Stephen was particularly interested in obstetrics and gynaecology and wanted to specialise in these, but was told by the hospital administrator at Bara that it was not possible. “Disappointed but not discouraged,” as he puts it, he answered an advertisement looking for medical graduates to work at Bronx Lebanon Hospital in New York.
“The decision to leave South Africa was not easy for me. I was the eldest son and felt a need to set up in Alex, help my family, and advance the ambitions of my siblings, especially after all my parents had done for me. But given the state of our government, our security was not assured. I told my parents I could not build my future under the prevailing circumstances. They gave me their blessing and I left South Africa.”
He set off from Durban in a cargo ship in 1960, and first did his residency training in the Bronx Lebanon and Mt Sinai hospitals. In 1965 he joined the staff of the Harlem Hospital Center for Obstetrics and Gynaeology at Columbia University. In 1970 he was appointed associate professor and ultimately Clinical Professor of Obstetrics and Gynecology and Director of Ob/Gyn.
Along with his colleagues, he also started family planning clinics and a Pap smear and colposcopy clinic that has helped reduce death rates from cervical cancer in Central Harlem.
Stephen married a social worker, Carol (who died in 2006), and they had three daughters; two are doctors and one is a speech therapist. “Children are like the stars; you don’t see them every day but you know they are there,” he says.
Today, he is an emeritus professor at Columbia and a member of the New York Gynecologic Society and the New York Obstetrical Society.
His home is a high-rise building on Riverside Drive, overlooking Riverside Park and the Hudson River in New York City.
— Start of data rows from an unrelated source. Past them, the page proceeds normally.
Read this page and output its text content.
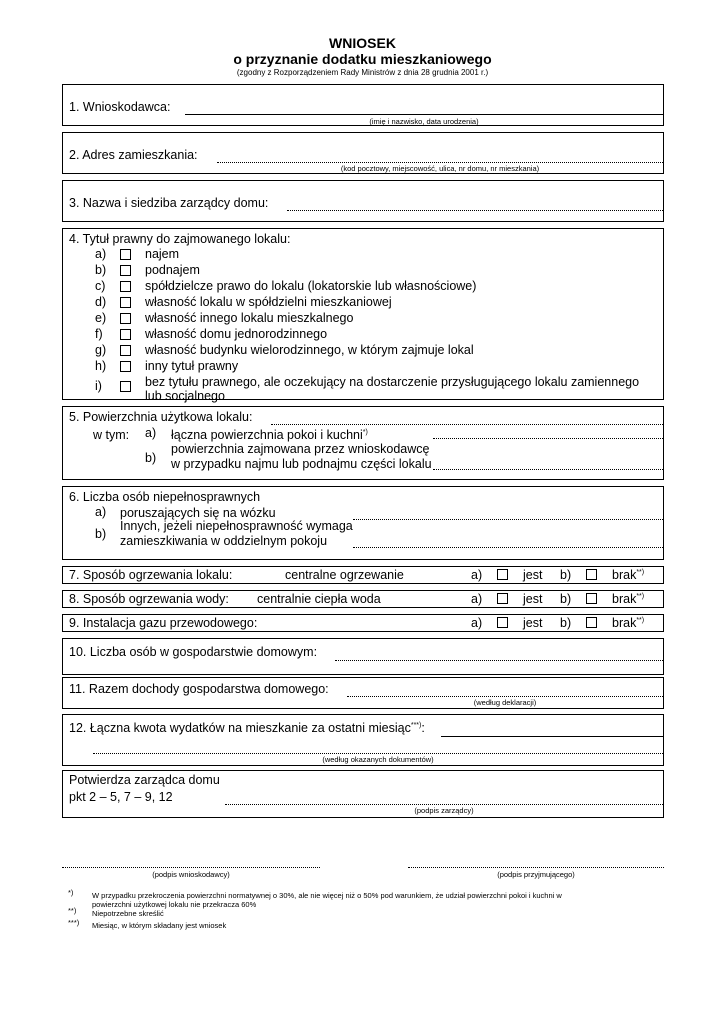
WNIOSEK
o przyznanie dodatku mieszkaniowego
(zgodny z Rozporządzeniem Rady Ministrów z dnia 28 grudnia 2001 r.)
1. Wnioskodawca:
(imię i nazwisko, data urodzenia)
2. Adres zamieszkania:
(kod pocztowy, miejscowość, ulica, nr domu, nr mieszkania)
3. Nazwa i siedziba zarządcy domu:
4. Tytuł prawny do zajmowanego lokalu:
a)	najem
b)	podnajem
c)	spółdzielcze prawo do lokalu (lokatorskie lub własnościowe)
d)	własność lokalu w spółdzielni mieszkaniowej
e)	własność innego lokalu mieszkalnego
f)	własność domu jednorodzinnego
g)	własność budynku wielorodzinnego, w którym zajmuje lokal
h)	inny tytuł prawny
i)	bez tytułu prawnego, ale oczekujący na dostarczenie przysługującego lokalu zamiennego lub socjalnego
5. Powierzchnia użytkowa lokalu:
w tym: a) łączna powierzchnia pokoi i kuchni*)
b)
powierzchnia zajmowana przez wnioskodawcę
w przypadku najmu lub podnajmu części lokalu
6. Liczba osób niepełnosprawnych
a) poruszających się na wózku
b)
Innych, jeżeli niepełnosprawność wymaga
zamieszkiwania w oddzielnym pokoju
7. Sposób ogrzewania lokalu:	centralne ogrzewanie	a)	jest b)	brak**)
8. Sposób ogrzewania wody: centralnie ciepła woda	a)	jest b)	brak**)
9. Instalacja gazu przewodowego:	a)	jest b)	brak**)
10. Liczba osób w gospodarstwie domowym:
11. Razem dochody gospodarstwa domowego:
(według deklaracji)
12. Łączna kwota wydatków na mieszkanie za ostatni miesiąc***):
(według okazanych dokumentów)
Potwierdza zarządca domu
pkt 2 – 5, 7 – 9, 12
(podpis zarządcy)
(podpis wnioskodawcy)	(podpis przyjmującego)
*) W przypadku przekroczenia powierzchni normatywnej o 30%, ale nie więcej niż o 50% pod warunkiem, że udział powierzchni pokoi i kuchni w
powierzchni użytkowej lokalu nie przekracza 60%
**) Niepotrzebne skreślić
***) Miesiąc, w którym składany jest wniosek
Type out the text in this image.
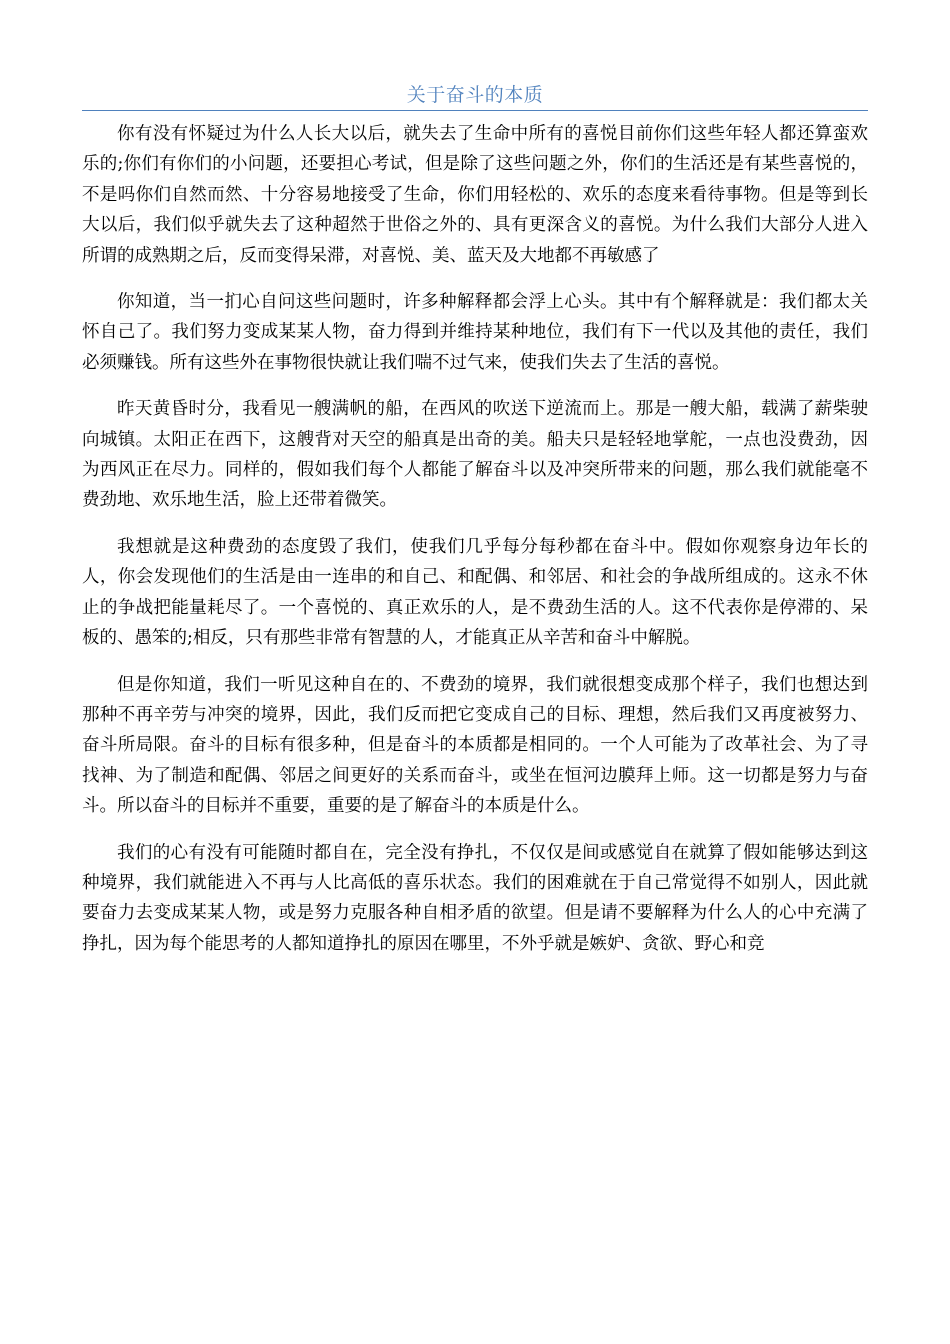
关于奋斗的本质

你有没有怀疑过为什么人长大以后，就失去了生命中所有的喜悦目前你们这些年轻人都还算蛮欢乐的;你们有你们的小问题，还要担心考试，但是除了这些问题之外，你们的生活还是有某些喜悦的，不是吗你们自然而然、十分容易地接受了生命，你们用轻松的、欢乐的态度来看待事物。但是等到长大以后，我们似乎就失去了这种超然于世俗之外的、具有更深含义的喜悦。为什么我们大部分人进入所谓的成熟期之后，反而变得呆滞，对喜悦、美、蓝天及大地都不再敏感了

你知道，当一扪心自问这些问题时，许多种解释都会浮上心头。其中有个解释就是：我们都太关怀自己了。我们努力变成某某人物，奋力得到并维持某种地位，我们有下一代以及其他的责任，我们必须赚钱。所有这些外在事物很快就让我们喘不过气来，使我们失去了生活的喜悦。

昨天黄昏时分，我看见一艘满帆的船，在西风的吹送下逆流而上。那是一艘大船，载满了薪柴驶向城镇。太阳正在西下，这艘背对天空的船真是出奇的美。船夫只是轻轻地掌舵，一点也没费劲，因为西风正在尽力。同样的，假如我们每个人都能了解奋斗以及冲突所带来的问题，那么我们就能毫不费劲地、欢乐地生活，脸上还带着微笑。

我想就是这种费劲的态度毁了我们，使我们几乎每分每秒都在奋斗中。假如你观察身边年长的人，你会发现他们的生活是由一连串的和自己、和配偶、和邻居、和社会的争战所组成的。这永不休止的争战把能量耗尽了。一个喜悦的、真正欢乐的人，是不费劲生活的人。这不代表你是停滞的、呆板的、愚笨的;相反，只有那些非常有智慧的人，才能真正从辛苦和奋斗中解脱。

但是你知道，我们一听见这种自在的、不费劲的境界，我们就很想变成那个样子，我们也想达到那种不再辛劳与冲突的境界，因此，我们反而把它变成自己的目标、理想，然后我们又再度被努力、奋斗所局限。奋斗的目标有很多种，但是奋斗的本质都是相同的。一个人可能为了改革社会、为了寻找神、为了制造和配偶、邻居之间更好的关系而奋斗，或坐在恒河边膜拜上师。这一切都是努力与奋斗。所以奋斗的目标并不重要，重要的是了解奋斗的本质是什么。

我们的心有没有可能随时都自在，完全没有挣扎，不仅仅是间或感觉自在就算了假如能够达到这种境界，我们就能进入不再与人比高低的喜乐状态。我们的困难就在于自己常觉得不如别人，因此就要奋力去变成某某人物，或是努力克服各种自相矛盾的欲望。但是请不要解释为什么人的心中充满了挣扎，因为每个能思考的人都知道挣扎的原因在哪里，不外乎就是嫉妒、贪欲、野心和竞
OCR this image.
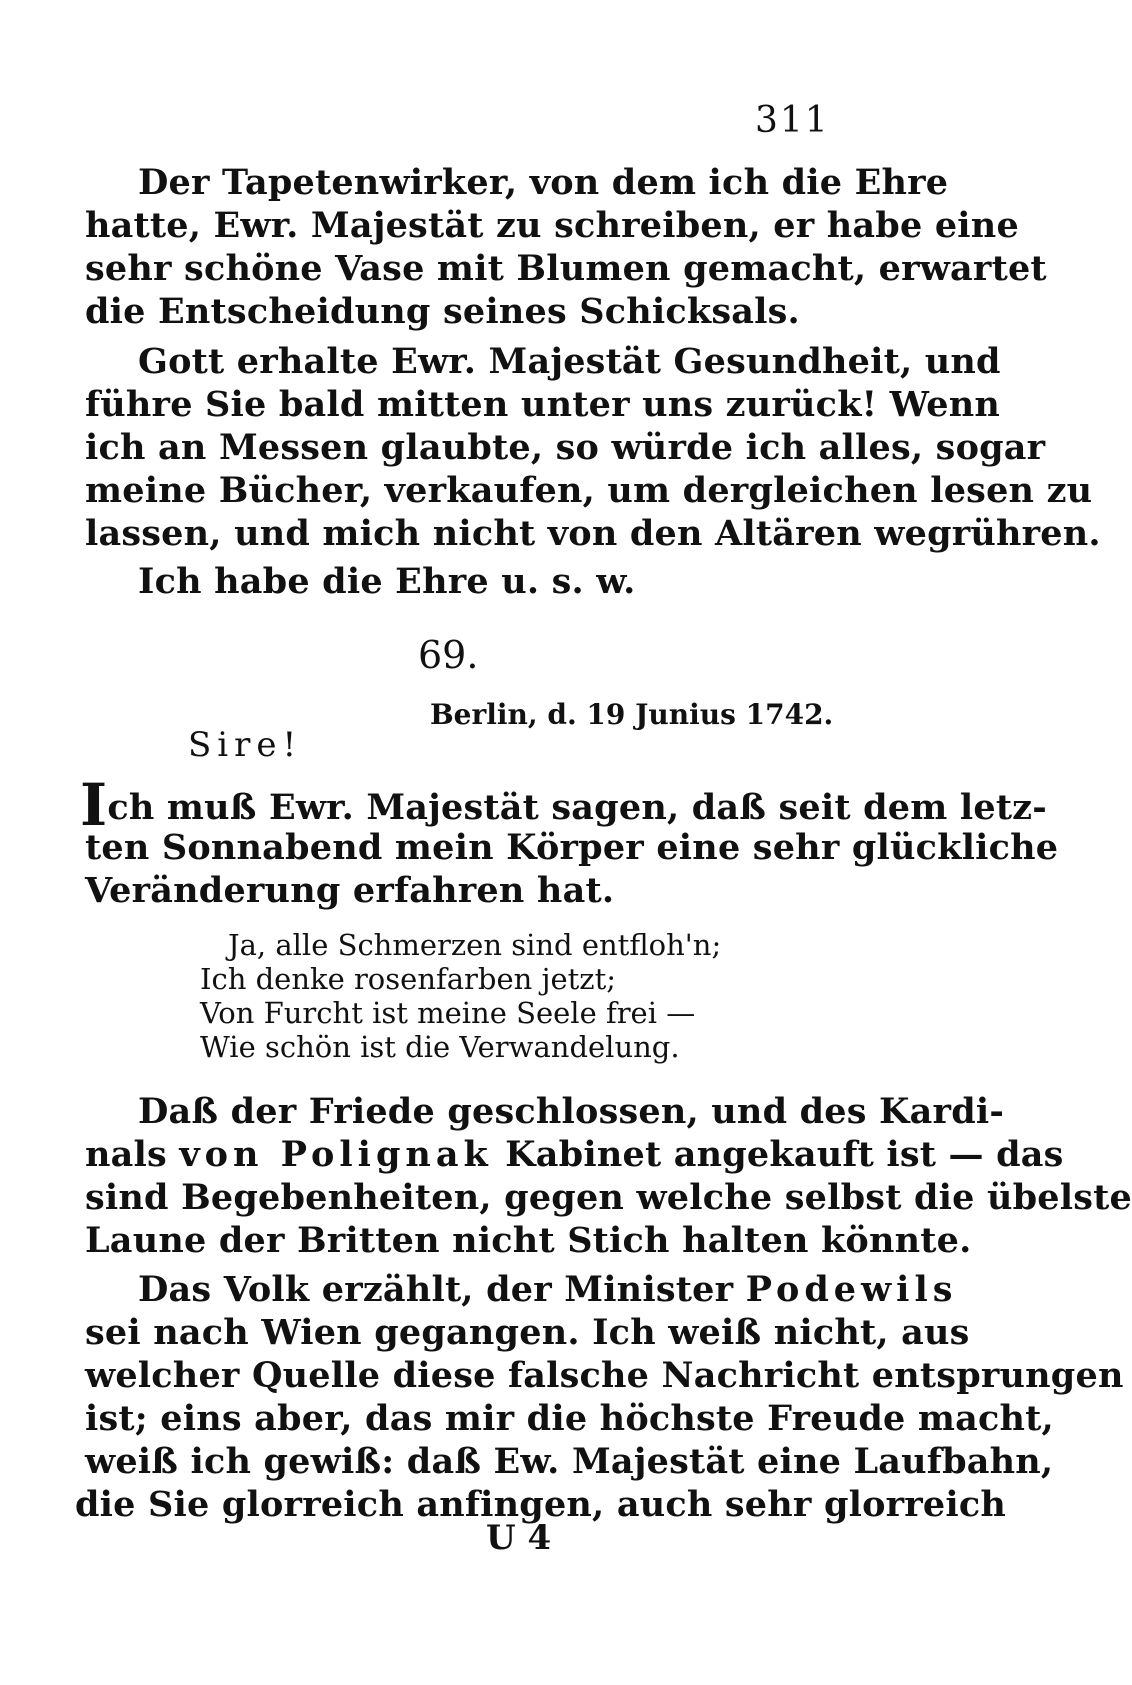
311
Der Tapetenwirker, von dem ich die Ehre
hatte, Ewr. Majestät zu schreiben, er habe eine
sehr schöne Vase mit Blumen gemacht, erwartet
die Entscheidung seines Schicksals.
Gott erhalte Ewr. Majestät Gesundheit, und
führe Sie bald mitten unter uns zurück! Wenn
ich an Messen glaubte, so würde ich alles, sogar
meine Bücher, verkaufen, um dergleichen lesen zu
lassen, und mich nicht von den Altären wegrühren.
Ich habe die Ehre u. s. w.
69.
Berlin, d. 19 Junius 1742.
Sire!
Ich muß Ewr. Majestät sagen, daß seit dem letz-
ten Sonnabend mein Körper eine sehr glückliche
Veränderung erfahren hat.
Ja, alle Schmerzen sind entfloh'n;
Ich denke rosenfarben jetzt;
Von Furcht ist meine Seele frei —
Wie schön ist die Verwandelung.
Daß der Friede geschlossen, und des Kardi-
nals von Polignak Kabinet angekauft ist — das
sind Begebenheiten, gegen welche selbst die übelste
Laune der Britten nicht Stich halten könnte.
Das Volk erzählt, der Minister Podewils
sei nach Wien gegangen. Ich weiß nicht, aus
welcher Quelle diese falsche Nachricht entsprungen
ist; eins aber, das mir die höchste Freude macht,
weiß ich gewiß: daß Ew. Majestät eine Laufbahn,
die Sie glorreich anfingen, auch sehr glorreich
U 4
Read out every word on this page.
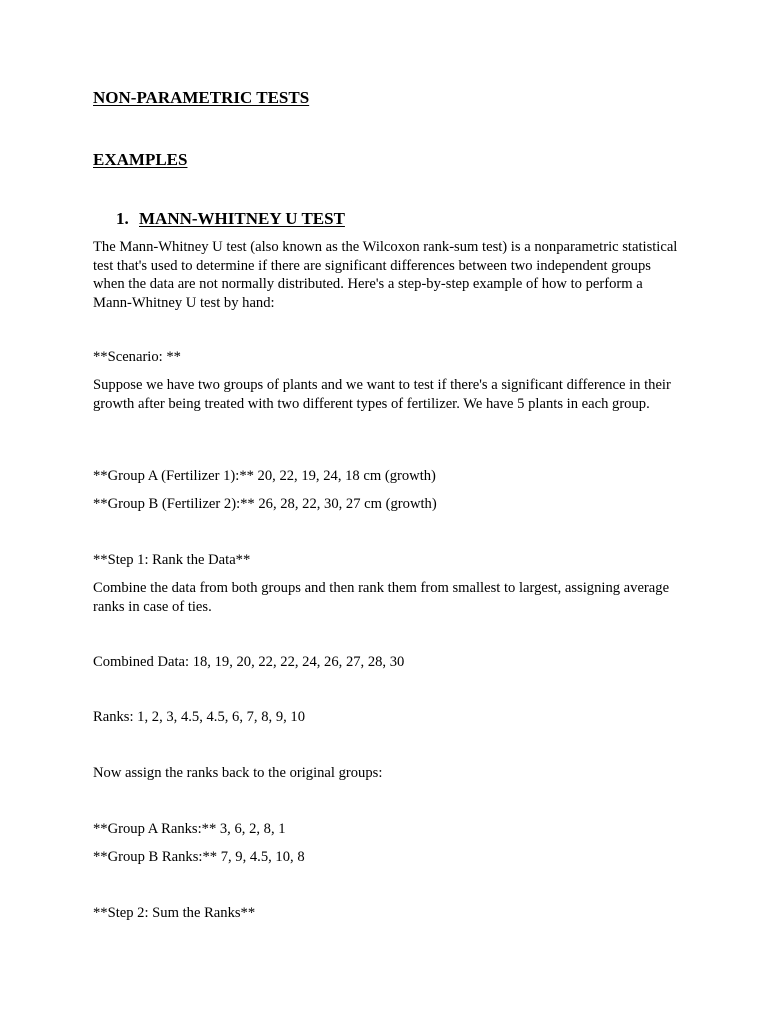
NON-PARAMETRIC TESTS
EXAMPLES
1. MANN-WHITNEY U TEST

The Mann-Whitney U test (also known as the Wilcoxon rank-sum test) is a nonparametric statistical test that's used to determine if there are significant differences between two independent groups when the data are not normally distributed. Here's a step-by-step example of how to perform a Mann-Whitney U test by hand:

**Scenario: **

Suppose we have two groups of plants and we want to test if there's a significant difference in their growth after being treated with two different types of fertilizer. We have 5 plants in each group.

**Group A (Fertilizer 1):** 20, 22, 19, 24, 18 cm (growth)

**Group B (Fertilizer 2):** 26, 28, 22, 30, 27 cm (growth)

**Step 1: Rank the Data**

Combine the data from both groups and then rank them from smallest to largest, assigning average ranks in case of ties.

Combined Data: 18, 19, 20, 22, 22, 24, 26, 27, 28, 30

Ranks: 1, 2, 3, 4.5, 4.5, 6, 7, 8, 9, 10

Now assign the ranks back to the original groups:

**Group A Ranks:** 3, 6, 2, 8, 1

**Group B Ranks:** 7, 9, 4.5, 10, 8

**Step 2: Sum the Ranks**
He loves the city but notes with concern the large number of homeless people and increasing poverty and drug addiction in the US. Another disturbing trend is the “rekindling of nationalism and tribalism” in a number of countries. “Democracies have been at the forefront of the humanities, science, mathematics, engineering and technological advances and have brought levels of prosperity, security and health to some but not to the majority of people,” says Stephen. “We need to work harder on the distribution of the benefits of democracy to all. What matters most to me are the successes and struggles of ordinary young folks finding their way in this world.”
Looking back on his life, Stephen says: “I thank my parents for being my guiding star and giving me moral, social and financial support. I thank Wits University for giving me wings to soar and to make my dream come true. It has been an exhilarating journey.”